To make resources, especially workloads, easy to use for development, they need to change. Some of these changes are performed automatically by Raftt without any config from the user, and some are configured for the specific resource. When these changes are applied to a resource, we say it's moved into dev-mode, or devified, and when it returns to it's original state, we say it's moving out of dev-mode, or undevified.

Dev envs should be as similar as possible to production, while keeping them easy to develop. To handle this tradeoff, Raftt only transforms the specific resources the users want, while keeping the other just like in production.

Workflow

raftt connect

When starting to work with Raftt in an env, the first thing you need to is run the raftt connect command from the directory of the repo that's deployed in the env. The command works add Raftt's infra to the specified namespace and makes it ready for getting resources into dev-mode. The command does the following -

  1. Raftt's env controller is added to your namespace (a deployment named sandcastle).
  2. Your repo is mirrored to the cluster and live syncing is started.
  3. You can start using raftt sh and raftt logs commands to inspect all your workloads.

raftt dev

As explained before, to convert resources into their dev-mode configuration, you must run raftt dev for the specific resources. All resources can be converted dev-mode, but it's usually most usefull for workloads. For that reason, if there are multiple resources with the same name and the kind isn't specified, the dev command assumes you intended to devify the workload. To specify a non-workload resource, use the <resource_kind>/<resource_name> notation.
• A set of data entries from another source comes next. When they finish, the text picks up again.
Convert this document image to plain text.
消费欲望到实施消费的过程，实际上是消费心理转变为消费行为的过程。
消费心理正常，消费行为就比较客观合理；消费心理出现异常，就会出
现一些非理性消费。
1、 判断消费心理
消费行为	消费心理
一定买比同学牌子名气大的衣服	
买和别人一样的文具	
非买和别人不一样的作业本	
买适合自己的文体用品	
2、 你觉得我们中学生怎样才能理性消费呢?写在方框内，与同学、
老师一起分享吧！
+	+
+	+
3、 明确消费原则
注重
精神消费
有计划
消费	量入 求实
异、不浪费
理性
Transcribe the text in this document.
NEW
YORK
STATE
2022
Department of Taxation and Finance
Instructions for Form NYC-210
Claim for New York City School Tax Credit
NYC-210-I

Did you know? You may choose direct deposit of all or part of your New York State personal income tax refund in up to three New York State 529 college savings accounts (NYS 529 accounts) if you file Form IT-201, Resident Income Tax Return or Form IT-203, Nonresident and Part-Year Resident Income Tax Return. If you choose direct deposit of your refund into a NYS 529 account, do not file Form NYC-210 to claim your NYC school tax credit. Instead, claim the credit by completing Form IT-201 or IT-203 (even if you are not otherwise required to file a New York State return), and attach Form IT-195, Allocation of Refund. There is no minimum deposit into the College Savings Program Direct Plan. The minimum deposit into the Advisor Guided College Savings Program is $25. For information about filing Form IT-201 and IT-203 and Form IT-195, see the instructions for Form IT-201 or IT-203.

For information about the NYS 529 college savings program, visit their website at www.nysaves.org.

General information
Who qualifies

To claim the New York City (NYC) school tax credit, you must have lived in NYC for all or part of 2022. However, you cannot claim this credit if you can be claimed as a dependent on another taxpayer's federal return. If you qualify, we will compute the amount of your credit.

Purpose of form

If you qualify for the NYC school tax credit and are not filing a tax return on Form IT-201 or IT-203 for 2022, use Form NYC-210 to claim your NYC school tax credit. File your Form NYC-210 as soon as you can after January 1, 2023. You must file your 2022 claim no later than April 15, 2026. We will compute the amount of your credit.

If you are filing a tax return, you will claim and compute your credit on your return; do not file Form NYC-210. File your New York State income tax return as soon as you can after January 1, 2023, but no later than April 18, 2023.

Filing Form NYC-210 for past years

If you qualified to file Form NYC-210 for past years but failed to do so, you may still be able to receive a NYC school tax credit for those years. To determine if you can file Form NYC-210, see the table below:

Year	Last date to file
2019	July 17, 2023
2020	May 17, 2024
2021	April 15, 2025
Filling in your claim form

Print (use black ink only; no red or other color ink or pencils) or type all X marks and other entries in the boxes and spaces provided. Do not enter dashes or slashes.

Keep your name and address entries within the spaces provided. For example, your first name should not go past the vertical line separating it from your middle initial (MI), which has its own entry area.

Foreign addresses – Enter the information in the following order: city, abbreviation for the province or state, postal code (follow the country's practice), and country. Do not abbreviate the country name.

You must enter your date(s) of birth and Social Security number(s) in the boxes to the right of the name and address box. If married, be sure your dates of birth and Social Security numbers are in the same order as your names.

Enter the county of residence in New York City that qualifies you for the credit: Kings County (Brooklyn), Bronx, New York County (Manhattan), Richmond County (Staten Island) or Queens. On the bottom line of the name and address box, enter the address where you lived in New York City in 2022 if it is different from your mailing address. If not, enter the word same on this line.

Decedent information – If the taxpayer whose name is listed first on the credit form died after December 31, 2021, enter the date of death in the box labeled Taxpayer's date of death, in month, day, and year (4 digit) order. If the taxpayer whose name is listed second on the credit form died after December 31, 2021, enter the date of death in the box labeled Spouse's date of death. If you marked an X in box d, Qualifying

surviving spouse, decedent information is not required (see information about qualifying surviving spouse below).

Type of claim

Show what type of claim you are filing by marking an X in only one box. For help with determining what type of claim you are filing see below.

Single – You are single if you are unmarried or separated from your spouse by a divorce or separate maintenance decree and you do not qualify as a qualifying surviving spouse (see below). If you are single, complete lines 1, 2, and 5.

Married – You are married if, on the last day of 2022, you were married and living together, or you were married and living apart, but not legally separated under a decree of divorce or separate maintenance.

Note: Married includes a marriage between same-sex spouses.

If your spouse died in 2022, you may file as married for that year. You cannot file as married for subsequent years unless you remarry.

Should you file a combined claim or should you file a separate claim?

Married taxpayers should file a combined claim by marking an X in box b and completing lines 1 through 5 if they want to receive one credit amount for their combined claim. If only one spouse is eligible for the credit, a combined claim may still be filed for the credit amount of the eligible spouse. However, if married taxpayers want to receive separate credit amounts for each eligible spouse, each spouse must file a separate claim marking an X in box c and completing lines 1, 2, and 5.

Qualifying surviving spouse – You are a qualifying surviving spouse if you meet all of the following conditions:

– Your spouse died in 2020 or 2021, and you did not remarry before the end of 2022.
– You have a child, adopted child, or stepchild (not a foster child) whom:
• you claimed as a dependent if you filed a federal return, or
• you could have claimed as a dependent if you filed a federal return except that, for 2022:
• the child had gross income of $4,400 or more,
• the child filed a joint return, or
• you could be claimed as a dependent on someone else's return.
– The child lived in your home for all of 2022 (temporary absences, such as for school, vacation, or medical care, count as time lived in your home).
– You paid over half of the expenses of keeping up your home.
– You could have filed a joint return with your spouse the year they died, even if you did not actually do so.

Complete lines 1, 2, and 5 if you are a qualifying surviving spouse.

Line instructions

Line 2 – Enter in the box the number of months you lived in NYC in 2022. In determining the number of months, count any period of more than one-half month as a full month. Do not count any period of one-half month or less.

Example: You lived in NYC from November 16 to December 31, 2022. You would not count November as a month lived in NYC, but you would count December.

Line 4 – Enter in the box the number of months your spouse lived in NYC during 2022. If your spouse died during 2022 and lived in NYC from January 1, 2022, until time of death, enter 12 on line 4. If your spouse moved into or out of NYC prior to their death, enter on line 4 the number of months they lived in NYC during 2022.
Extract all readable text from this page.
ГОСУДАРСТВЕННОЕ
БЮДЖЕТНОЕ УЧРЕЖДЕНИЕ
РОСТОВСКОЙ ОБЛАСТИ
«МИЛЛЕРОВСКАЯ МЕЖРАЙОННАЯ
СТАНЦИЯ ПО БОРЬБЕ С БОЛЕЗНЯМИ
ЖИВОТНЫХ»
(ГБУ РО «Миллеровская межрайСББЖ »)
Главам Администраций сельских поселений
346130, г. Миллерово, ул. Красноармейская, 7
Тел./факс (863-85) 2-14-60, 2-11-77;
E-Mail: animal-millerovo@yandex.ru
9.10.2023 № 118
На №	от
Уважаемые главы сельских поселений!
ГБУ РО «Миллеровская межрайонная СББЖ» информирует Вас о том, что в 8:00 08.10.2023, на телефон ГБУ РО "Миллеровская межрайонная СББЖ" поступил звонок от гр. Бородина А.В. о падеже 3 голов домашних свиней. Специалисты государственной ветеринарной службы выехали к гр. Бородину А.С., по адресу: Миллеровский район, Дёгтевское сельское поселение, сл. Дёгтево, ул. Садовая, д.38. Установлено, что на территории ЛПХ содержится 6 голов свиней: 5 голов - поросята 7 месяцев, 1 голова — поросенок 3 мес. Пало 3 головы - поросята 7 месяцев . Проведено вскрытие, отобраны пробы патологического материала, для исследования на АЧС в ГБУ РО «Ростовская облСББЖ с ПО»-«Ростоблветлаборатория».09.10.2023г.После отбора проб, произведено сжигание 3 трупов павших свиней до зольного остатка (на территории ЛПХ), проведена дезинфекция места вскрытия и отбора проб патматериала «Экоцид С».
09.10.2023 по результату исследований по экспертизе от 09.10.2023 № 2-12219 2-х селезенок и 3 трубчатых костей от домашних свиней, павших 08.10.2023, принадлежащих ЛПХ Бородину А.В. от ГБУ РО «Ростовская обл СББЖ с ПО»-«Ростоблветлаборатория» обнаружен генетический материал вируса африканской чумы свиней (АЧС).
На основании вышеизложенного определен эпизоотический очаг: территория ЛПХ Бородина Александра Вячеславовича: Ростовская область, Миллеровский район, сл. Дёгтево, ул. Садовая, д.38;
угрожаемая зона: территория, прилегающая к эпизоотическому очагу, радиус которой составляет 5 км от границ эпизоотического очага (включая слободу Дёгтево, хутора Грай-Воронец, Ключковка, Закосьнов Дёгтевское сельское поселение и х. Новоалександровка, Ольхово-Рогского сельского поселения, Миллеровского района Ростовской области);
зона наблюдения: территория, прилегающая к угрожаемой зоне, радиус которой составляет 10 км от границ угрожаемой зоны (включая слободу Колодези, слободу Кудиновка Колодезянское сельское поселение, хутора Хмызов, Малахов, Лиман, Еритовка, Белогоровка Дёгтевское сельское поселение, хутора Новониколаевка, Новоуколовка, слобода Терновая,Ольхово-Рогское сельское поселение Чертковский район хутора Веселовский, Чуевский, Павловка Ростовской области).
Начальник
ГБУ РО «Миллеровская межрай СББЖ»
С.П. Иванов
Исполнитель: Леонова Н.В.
When entering dev-mode, the following actions occur -

  1. The dev-mode definitions of the specified resources are read from the .raftt file.
  2. The specified resource taken down (scaled down to 0 replicas in case of deployments) and new resources are spawned according to the new definitions.
  3. If the specified resources are workloads, they differ from the old ones in the following characteristics -
    1. Their name has the suffix -raftt. This isn't relevant for pods who are treated like a non-workload deployment in this context.
    2. The lifecycle of the container is split from the lifecycle of its main process. You can restart the process without respawning the container, and the main process crashing doesn't result in the termination of the container, allowing much better inspection. See here for more information.
    3. Any changes defined in the .raftt file for the specified resources are applied. This usually includes -
      1. Code is now continuously synced to the container, allowing you to write code in you favorite local IDE and see the changes affect the cluster.
      2. Port are mapped from the workloads to localhost, allowing easy access.
      3. Any other change that makes it better for development.
    4. You can now run all raftt commands that are relevant to workloads, e.g. restart and rebuild.
  4. All the rest of the namespace resources (those not specified in the dev/rebuild command) remain unchanged.

raftt dev -u

-u, short for --undev, reverts any changes performed to a specified resource during and following its devification. When devifying a resource, Raftt saves the current state and returns to it when undevifying.

danger

raftt dev -u reverts all changes to the resource, even those not performed by Raftt commands. It means that if any external tool modified devified resources, running raftt dev -u is expected to revert the changes.

dev -u can be run on a specific workloads or without specifying anything, which results in undevifying every devified resource.

raftt cleanup

This command removes everything that raftt added/modified in the env. It first undevs all resources and then cleans all the infra added in raftt connect. If undevifying any resource failed, or that Raftt CLI isn't connected to the specified namespace, the infra isn't removed, unless the --force flag is specified. If this flag is specified, all resources left raftt failed to undev are forcibly removed along with all of Raftt's infra.